Le Secrétaire général se dit inquiet de la montée des violences intercommunautaires en République centrafricaine

6 décembre 2013
SG/SM/15526-AFR/2762

Le Secrétaire général se dit inquiet de la montée des violences intercommunautaires en République centrafricaine

6/12/2013
Secrétaire général
SG/SM/15526 AFR/2762
Département de l’information • Service des informations et des accréditations • New York

LE SECRÉTAIRE GÉNÉRAL SE DIT INQUIET DE LA MONTÉE DES VIOLENCES

INTERCOMMUNAUTAIRES EN RÉPUBLIQUE CENTRAFRICAINE

La déclaration suivante a été communiquée aujourd’hui par le Porte-parole du Secrétaire général de l’ONU, M. Ban Ki-moon:

Le Secrétaire général suit de près la situation en République centrafricaine.  Il exprime sa profonde inquiétude face aux rapports faisant état d’une montée des violences intercommunautaires en République centrafricaine, en dépit des efforts urgents qui sont en cours pour stabiliser la situation, après l’adoption hier par le Conseil de sécurité de la résolution 2127.

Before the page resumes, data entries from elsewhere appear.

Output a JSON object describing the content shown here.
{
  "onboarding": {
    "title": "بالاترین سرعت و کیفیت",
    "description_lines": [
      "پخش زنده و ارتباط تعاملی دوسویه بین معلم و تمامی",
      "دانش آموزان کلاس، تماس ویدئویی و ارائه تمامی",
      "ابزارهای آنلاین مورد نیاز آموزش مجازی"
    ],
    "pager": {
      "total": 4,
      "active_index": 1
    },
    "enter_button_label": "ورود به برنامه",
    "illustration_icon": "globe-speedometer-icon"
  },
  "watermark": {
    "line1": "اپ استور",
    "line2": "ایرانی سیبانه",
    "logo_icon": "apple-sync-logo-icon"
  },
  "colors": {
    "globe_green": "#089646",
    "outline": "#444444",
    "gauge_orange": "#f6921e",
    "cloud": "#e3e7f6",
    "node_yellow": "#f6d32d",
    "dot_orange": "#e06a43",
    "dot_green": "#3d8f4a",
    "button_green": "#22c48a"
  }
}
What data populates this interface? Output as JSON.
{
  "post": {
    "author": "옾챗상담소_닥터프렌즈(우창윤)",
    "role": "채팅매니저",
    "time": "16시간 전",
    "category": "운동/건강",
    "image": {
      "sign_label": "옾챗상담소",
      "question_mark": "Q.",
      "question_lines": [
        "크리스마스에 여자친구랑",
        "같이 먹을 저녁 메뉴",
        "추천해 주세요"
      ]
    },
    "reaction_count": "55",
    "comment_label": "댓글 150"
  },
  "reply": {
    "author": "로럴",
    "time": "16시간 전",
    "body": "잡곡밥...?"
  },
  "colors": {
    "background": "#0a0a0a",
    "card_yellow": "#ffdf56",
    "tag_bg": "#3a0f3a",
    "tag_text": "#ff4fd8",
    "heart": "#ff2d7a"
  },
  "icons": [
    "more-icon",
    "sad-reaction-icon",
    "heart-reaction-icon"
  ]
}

Les dernières nouvelles du terrain sont très inquiétantes et indiquent une aggravation du conflit entre les communautés musulmanes et chrétiennes, et les groupes armés, avec des conséquences tragiques.  Après l’attaque qui a eu lieu hier à Bangui, la mission politique des Nations Unies, le BINUCA, signale que les tueries se sont poursuivies durant la nuit, alourdissant le bilan humain de cette crise.  D’anciens éléments de la Séléka et ceux des « anti-Balaka » auraient  pillé des maisons et tué des adultes et des enfants. Des centaines de maisons auraient été brûlées à Bossangoa après qu’une offensive menée par les éléments des « anti-Balaka » a été repoussée.

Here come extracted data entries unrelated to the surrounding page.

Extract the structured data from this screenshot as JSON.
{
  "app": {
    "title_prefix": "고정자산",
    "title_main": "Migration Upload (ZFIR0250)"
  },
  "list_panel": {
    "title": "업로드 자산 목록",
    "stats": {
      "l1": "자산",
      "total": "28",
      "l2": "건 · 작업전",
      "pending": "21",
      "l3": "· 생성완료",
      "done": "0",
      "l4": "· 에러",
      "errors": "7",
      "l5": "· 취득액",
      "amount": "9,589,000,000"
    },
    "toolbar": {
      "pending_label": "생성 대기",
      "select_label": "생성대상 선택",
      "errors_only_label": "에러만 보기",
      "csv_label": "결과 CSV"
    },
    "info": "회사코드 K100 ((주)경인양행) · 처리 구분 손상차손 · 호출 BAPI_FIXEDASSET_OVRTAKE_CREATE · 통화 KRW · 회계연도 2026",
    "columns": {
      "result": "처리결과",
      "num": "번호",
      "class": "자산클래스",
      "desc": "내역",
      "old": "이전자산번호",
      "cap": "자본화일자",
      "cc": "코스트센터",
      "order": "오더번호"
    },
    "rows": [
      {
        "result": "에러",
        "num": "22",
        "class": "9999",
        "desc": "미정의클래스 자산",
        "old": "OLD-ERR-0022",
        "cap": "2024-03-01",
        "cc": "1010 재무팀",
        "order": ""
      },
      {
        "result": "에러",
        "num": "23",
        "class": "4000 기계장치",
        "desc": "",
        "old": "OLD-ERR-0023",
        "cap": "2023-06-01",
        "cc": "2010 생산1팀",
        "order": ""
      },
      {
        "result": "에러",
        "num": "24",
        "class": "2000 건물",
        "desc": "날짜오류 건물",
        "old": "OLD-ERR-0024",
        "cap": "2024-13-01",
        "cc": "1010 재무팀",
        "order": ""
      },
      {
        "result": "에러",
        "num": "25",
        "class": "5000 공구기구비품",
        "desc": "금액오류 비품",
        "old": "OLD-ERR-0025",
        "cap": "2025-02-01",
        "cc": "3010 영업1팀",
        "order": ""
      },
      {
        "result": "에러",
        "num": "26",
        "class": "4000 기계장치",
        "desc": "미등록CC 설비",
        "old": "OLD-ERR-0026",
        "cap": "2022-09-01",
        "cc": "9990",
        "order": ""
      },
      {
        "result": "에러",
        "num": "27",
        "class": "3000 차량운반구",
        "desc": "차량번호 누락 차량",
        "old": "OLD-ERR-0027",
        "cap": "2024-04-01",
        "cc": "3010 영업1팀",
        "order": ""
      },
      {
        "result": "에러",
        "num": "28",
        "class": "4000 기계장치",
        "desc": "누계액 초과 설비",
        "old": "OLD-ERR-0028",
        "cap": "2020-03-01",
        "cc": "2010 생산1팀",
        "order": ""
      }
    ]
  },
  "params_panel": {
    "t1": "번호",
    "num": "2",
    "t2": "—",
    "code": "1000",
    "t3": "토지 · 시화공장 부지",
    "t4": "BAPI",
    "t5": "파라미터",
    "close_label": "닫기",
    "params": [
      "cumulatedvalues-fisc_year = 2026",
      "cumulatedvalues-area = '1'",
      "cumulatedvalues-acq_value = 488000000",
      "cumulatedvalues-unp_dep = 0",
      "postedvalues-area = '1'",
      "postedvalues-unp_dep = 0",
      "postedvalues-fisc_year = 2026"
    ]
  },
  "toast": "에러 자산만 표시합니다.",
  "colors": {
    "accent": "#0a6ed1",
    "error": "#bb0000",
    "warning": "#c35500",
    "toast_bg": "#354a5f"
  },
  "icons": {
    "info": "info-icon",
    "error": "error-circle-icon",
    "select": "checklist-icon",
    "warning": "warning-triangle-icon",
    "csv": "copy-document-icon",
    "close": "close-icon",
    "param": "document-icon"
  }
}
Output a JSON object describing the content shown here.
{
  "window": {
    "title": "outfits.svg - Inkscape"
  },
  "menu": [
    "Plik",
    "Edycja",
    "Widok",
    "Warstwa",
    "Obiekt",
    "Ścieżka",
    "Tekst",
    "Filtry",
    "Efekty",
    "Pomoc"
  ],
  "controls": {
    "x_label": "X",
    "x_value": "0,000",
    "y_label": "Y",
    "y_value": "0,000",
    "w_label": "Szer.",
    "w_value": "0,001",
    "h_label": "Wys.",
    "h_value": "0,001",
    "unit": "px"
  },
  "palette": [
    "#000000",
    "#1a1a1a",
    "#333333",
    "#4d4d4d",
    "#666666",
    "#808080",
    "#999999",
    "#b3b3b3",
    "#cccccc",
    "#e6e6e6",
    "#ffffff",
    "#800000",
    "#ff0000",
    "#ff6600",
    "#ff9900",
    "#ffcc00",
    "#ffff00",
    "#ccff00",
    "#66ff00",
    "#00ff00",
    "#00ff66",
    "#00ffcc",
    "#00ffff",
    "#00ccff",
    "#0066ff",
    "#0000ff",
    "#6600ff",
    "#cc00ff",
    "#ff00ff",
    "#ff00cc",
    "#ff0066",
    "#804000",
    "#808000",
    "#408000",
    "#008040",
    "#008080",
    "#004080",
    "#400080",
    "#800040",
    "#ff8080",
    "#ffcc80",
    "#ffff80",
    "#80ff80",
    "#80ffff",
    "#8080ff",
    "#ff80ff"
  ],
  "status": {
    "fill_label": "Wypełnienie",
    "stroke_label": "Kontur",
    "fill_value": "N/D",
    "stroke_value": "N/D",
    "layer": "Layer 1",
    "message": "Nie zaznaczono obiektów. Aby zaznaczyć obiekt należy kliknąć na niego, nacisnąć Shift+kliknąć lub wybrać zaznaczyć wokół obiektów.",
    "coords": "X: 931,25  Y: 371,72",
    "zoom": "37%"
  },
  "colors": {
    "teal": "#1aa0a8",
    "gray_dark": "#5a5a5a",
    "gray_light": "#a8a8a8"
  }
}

Ce cycle terrifiant de violence et de représailles doit cesser immédiatement.  Les civils doivent être protégés.  Le Secrétaire général appelle instamment toutes les parties à faire preuve de retenue et à faire tout ce qui est en leur pouvoir pour maîtriser ceux qui fomentent et commettent des actes de violence.  Les personnes responsables de graves violations doivent être traduites en justice.

Le Secrétaire général insiste sur l’importance d’assurer la sécurité et de protéger la population civile, de faciliter l’acheminement de l’aide humanitaire et de créer les conditions favorables à un retour à l’ordre constitutionnel en République centrafricaine, dans le respect des délais établis par la Charte constitutionnelle de la transition.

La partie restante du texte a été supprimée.